LVMS top tickets to cost more
Tuesday, May 4, 1999 | 10:21 a.m.
Racing fans who are receiving their ticket renewal order forms for the 2000 NASCAR Winston Cup race at Las Vegas Motor Speedway are being faced with a good news/bad news proposition.
The good news is that the majority of the ticket prices in the less desirable Section 4 are being reduced by an average of $7 for next year's race.
The bad news is that the majority of tickets in Sections 1 through 3 are being increased by an average of $12 -- and there will be fewer of the lower-priced seats available.
LVMS general manager Chris Powell said the new pricing structure was implemented after Speedway officials surveyed fans' sight lines from each of the 48 rows in the 107,000-seat facility.
"In the past, it seems the previous ownership had set pricing based on the color of the seats and the color of the seats was determined by just making it all equal," Powell said.
The Speedway was designed with the lower third of the seats, the first 16 rows in the grandstands, colored red, the middle third colored white and the top third colored blue, and priced accordingly.
"It looked real good, but when we went out and looked at the different angles, we didn't think it was fair to the guy who was sitting in a section and the guy who was sitting one row behind him was paying a higher rate and having pretty much the same sight line," Powell said.
Under the new pricing configuration, the lower 10 rows (colored red) will be the least expensive seats, rows 11-27 (white) will be intermediately priced and rows 28-48 (blue) will be the most expensive seats.
Tickets in Section 2 at the start/finish line that were priced at $110 (blue), $80 (white) and $60 (red) for this year's race are being raised to $130, $95 and $75, respectively, for the next year's race.
Tickets in Sections 1 and 3 will remain $110 in the blue rows but will increase $5 to $85 in the white rows and $65 in the red rows.
One problem fans holding tickets in the red rows will find is that there will be fewer of those seats available in 2000. In other words, a person holding a ticket this year in Section 1 or 3, row 16 will pay $85 rather than $60 for next year's race.
One of the reasons there will be fewer lower-priced red rows, according to Powell, is that the sight lines from those seats are expected to improve by next year's race.
Powell said officials from Speedway Motorsports Inc., which purchased the track last December, are considering either removing the top floor or completely leveling the two-story infield media center building which impedes the view of the back stretch for fans sitting in the lower portion of the grandstand.
"There is a possibility that the media center building won't obstruct the view from the lower seats in 2000 and beyond," Powell said. "That way, if you go and sit on row 11 on the front stretch, you can see the back stretch if that building is not there."

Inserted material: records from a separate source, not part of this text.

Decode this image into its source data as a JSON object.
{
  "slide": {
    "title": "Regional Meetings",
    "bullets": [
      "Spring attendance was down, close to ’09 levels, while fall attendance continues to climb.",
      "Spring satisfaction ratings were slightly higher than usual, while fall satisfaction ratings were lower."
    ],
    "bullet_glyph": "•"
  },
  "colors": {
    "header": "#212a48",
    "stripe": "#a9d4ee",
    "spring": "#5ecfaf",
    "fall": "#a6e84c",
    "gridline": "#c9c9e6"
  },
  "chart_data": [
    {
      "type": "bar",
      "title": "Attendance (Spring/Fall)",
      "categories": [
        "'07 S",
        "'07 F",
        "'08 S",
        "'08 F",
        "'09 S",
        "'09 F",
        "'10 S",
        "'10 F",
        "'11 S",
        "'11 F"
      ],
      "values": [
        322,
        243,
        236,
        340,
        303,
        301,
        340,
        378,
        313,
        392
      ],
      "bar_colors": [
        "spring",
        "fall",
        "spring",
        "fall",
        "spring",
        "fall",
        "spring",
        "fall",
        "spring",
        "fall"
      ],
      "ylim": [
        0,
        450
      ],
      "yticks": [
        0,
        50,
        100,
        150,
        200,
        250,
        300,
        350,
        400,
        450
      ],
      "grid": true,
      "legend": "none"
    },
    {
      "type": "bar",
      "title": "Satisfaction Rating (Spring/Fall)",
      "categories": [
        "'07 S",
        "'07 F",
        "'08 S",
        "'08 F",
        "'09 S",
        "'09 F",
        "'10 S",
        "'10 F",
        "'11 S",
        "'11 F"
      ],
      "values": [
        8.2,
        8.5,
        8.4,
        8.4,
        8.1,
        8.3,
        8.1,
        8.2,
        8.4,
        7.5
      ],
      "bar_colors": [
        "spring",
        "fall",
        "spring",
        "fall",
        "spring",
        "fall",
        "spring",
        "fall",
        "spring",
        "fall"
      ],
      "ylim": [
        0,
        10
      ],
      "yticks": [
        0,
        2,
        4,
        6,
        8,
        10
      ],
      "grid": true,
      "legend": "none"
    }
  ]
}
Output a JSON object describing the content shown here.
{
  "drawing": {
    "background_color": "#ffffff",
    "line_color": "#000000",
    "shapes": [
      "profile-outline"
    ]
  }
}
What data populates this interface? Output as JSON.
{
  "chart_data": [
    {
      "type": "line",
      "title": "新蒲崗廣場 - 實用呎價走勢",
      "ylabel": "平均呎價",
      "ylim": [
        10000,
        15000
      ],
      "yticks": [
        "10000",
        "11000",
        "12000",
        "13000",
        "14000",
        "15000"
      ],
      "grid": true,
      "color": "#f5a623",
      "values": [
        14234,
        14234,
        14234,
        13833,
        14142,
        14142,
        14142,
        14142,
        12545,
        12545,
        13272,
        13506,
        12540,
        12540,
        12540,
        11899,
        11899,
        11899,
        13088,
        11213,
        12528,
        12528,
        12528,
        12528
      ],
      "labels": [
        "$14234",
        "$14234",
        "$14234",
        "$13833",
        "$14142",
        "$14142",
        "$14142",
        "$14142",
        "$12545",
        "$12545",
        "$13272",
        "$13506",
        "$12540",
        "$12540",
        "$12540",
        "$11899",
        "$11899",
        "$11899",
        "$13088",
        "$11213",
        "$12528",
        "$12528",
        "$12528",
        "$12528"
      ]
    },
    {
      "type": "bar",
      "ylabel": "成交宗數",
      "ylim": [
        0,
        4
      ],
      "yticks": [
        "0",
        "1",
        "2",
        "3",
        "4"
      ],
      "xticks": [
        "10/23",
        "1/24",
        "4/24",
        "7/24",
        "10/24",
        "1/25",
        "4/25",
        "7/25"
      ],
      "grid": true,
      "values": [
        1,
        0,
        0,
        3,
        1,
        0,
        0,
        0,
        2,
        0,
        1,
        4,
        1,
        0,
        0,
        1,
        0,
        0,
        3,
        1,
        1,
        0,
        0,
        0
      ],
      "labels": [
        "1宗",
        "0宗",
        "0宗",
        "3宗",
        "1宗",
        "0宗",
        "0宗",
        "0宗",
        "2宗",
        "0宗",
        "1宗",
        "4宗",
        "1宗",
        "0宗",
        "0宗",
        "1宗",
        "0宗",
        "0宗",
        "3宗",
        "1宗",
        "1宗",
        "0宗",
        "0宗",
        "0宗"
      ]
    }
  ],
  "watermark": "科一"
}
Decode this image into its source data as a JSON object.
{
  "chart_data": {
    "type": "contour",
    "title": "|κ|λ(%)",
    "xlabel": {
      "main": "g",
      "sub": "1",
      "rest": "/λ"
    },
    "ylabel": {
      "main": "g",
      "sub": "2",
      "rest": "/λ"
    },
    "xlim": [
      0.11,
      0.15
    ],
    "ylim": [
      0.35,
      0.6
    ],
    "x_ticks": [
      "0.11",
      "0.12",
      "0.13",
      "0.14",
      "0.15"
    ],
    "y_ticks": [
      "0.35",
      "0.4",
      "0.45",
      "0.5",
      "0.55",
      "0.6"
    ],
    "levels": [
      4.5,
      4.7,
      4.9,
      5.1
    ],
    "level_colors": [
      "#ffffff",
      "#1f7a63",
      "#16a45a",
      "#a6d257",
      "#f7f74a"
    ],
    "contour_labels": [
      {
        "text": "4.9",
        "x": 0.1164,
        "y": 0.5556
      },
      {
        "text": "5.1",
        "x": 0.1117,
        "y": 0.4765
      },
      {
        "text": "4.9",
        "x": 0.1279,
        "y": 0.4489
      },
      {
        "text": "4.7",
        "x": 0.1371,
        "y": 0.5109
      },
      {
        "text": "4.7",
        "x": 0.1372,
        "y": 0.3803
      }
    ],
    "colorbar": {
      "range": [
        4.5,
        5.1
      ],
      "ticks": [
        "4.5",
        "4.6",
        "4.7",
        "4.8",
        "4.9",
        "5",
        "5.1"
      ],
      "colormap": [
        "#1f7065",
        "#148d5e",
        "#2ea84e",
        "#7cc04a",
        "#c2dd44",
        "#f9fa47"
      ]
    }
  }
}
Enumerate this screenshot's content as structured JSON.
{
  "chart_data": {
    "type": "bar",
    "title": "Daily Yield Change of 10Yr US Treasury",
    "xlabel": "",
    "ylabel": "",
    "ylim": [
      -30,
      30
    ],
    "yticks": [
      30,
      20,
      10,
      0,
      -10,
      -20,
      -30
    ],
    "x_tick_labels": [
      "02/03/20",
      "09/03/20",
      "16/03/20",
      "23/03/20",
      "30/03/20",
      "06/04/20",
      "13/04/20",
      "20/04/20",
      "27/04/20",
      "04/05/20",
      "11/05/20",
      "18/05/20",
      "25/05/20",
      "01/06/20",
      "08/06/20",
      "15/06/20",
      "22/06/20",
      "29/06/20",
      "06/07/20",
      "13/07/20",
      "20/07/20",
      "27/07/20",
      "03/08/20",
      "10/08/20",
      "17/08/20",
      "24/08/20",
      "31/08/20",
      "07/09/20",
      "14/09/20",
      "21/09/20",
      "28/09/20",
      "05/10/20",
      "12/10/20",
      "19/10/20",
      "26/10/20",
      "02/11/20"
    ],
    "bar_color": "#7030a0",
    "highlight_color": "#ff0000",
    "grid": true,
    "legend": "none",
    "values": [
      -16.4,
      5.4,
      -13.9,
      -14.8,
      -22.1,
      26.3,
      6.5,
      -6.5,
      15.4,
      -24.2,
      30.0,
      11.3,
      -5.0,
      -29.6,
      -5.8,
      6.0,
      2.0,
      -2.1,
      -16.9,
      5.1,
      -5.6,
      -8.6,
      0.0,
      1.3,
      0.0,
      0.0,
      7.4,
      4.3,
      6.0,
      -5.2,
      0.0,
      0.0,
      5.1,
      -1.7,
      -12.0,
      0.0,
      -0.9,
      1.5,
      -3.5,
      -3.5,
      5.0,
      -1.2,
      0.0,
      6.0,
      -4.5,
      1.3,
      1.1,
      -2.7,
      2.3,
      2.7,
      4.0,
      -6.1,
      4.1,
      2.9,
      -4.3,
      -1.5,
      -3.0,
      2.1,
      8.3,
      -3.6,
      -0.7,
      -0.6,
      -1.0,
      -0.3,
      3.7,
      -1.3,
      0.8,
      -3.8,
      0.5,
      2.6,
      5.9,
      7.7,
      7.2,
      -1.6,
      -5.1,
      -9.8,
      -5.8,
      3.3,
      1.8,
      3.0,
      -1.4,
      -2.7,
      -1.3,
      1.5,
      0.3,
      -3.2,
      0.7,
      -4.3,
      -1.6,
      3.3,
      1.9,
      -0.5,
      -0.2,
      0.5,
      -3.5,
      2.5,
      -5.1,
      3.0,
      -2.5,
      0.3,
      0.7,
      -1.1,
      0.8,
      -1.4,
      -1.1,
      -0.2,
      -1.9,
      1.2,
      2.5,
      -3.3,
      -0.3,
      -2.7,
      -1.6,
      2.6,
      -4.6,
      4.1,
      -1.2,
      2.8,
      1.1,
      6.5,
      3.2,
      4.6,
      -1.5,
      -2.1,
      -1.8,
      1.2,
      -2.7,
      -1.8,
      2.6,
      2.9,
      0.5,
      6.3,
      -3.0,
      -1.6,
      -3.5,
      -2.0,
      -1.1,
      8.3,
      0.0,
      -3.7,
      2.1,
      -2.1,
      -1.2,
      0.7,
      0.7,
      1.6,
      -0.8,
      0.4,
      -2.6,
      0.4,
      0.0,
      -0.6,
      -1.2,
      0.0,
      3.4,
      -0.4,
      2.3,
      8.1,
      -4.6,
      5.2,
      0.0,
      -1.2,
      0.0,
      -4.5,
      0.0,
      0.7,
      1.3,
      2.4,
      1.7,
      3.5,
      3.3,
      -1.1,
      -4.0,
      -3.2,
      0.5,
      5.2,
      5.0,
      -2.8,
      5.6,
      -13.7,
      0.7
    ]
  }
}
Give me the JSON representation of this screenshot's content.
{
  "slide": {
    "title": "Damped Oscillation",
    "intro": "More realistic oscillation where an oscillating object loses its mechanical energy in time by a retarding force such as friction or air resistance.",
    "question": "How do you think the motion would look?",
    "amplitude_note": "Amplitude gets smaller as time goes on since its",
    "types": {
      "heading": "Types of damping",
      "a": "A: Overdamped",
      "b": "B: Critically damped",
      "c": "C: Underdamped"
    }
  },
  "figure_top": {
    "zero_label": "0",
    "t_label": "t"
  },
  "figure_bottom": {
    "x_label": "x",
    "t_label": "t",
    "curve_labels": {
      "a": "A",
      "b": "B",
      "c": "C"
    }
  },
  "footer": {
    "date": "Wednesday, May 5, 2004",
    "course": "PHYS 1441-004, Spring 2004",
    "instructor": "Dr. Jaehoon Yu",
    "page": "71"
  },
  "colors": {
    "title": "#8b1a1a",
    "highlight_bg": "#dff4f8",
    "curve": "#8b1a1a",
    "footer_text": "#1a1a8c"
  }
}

Powell was quick to point out that not all seats in all sections are being raised. Tickets in the blue rows in Section 4 (turns 3 and 4) are being lowered from $110 to $100 each. Tickets in the white rows will remain at $80 while tickets in the red rows will be lowered from $60 to $55.
"We found out (this) year that people don't like Section 4 as much as they like Section 2," he said. "It is our policy not to charge the guy sitting in the Section 4 blue seats as much money as we would a guy at the start/finish line. I think people will understand that."
Powell reiterated that the Speedway will give fans who were incorrectly shifted to different seats this year top priority to renew the seats they had for the inaugural 1998 race.